Kadang-kadang cacing dewasa
bermigrasi akibat adanya rangsangan dan menimbulkan kelainan yang serius. Efek
migrasi juga dapat menimbulkan obstruksi usus, masuk ke dalam saluran empedu,
saluran pankreas, dan organ-organ lainnya. Migrasi juga sering terjadi keluar
melalui anus, mulut, bahkan hidung.
Diagnosis Askariasis
Pada fase migrasi larva,
diagnosis dapat dibuat dengan menemukan larva dalam spudium atau bilas lambung.

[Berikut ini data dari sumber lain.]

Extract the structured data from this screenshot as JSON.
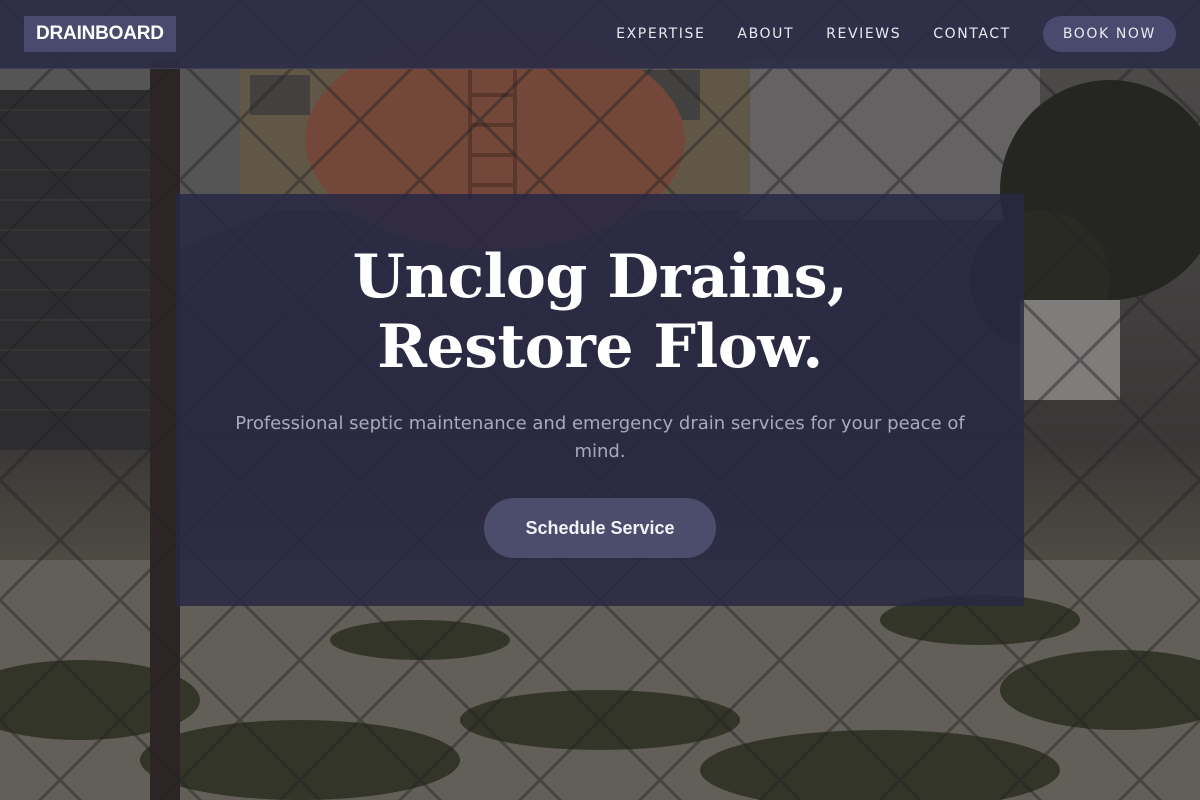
{
  "header": {
    "logo": "DRAINBOARD",
    "nav": [
      {
        "label": "EXPERTISE"
      },
      {
        "label": "ABOUT"
      },
      {
        "label": "REVIEWS"
      },
      {
        "label": "CONTACT"
      }
    ],
    "book_now": "BOOK NOW"
  },
  "hero": {
    "title_line1": "Unclog Drains,",
    "title_line2": "Restore Flow.",
    "subtitle": "Professional septic maintenance and emergency drain services for your peace of mind.",
    "cta": "Schedule Service"
  },
  "colors": {
    "header_bg": "#2c2c48",
    "accent": "#4a4a6e",
    "card_bg": "#28284a",
    "text_light": "#ffffff",
    "subtitle_text": "#a9a9bc"
  }
}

Selama fase intestinal, diagnosis dilakukan dengan menemukan telur dan cacing
dewasa dalam tinja.
Epidemiologi Askariasis
Di Indonesia prevalensi
askariasis termasuk cukup tinggi, terutama terjadi pada anak-anak. Frekuensinya
antara 60-90%.
Pencegahan Askariasis
1. Pencegahan Primer
- Melakukan promosi kesehatan yaitu pendidikan kesehatan dan penyuluhan kesehatan tentang sanitasi yang baik, hygiene keluarga dan hygiene pribadi seperti tidak menggunakan tinja sebagai pupuk tanaman, sebelum melakukan persiapan makanan dan hendak makan, tangan dicuci terlebih dahulu dengan menggunakan sabun, sayuran segar (mentah) yang akan dimakan sebagai lalapan, harus dicuci bersih dan disiram lagi dengan air hangat karena telur cacing Ascaris dapat hidup dalam tanah selama bertahun-tahun. Juga peyuluhan tentang pentingnya buang air besar di jamban, tidak di kali atau di kebun untuk menghindari penyebaran dan penyakit ini.
- Proteksi spesifik dengan melakukan pengobatan massal 6 bulan sekali di daerah endemik atau di daerah yang rawan askariasis.
2. Pencegahan Sekunder
- Deteksi dini terhadap orang yang mempunyai risiko terkena penyakit askariasis ini.
- Mengobati dengan tepat penderita askariasis
3. Pencegahan Tersier
- Membatasi ketidakmampuan penderita askariasis dengan memberikan pengobatan pirantel pamoat 10 mg/kgBB dosis tunggal, Mebendazol 500 mg dosis tunggal (sekali saja) atau 100 mg 2 x sehari selama tiga hari berturut-turut, Albendazol 400 mg dosis tunggal (sekali saja), tetapi tidak boleh digunakan selama hamil atau melakukan operasi pembedahan apabila pengobatan secara oral sudah tidak memungkinkan lagi.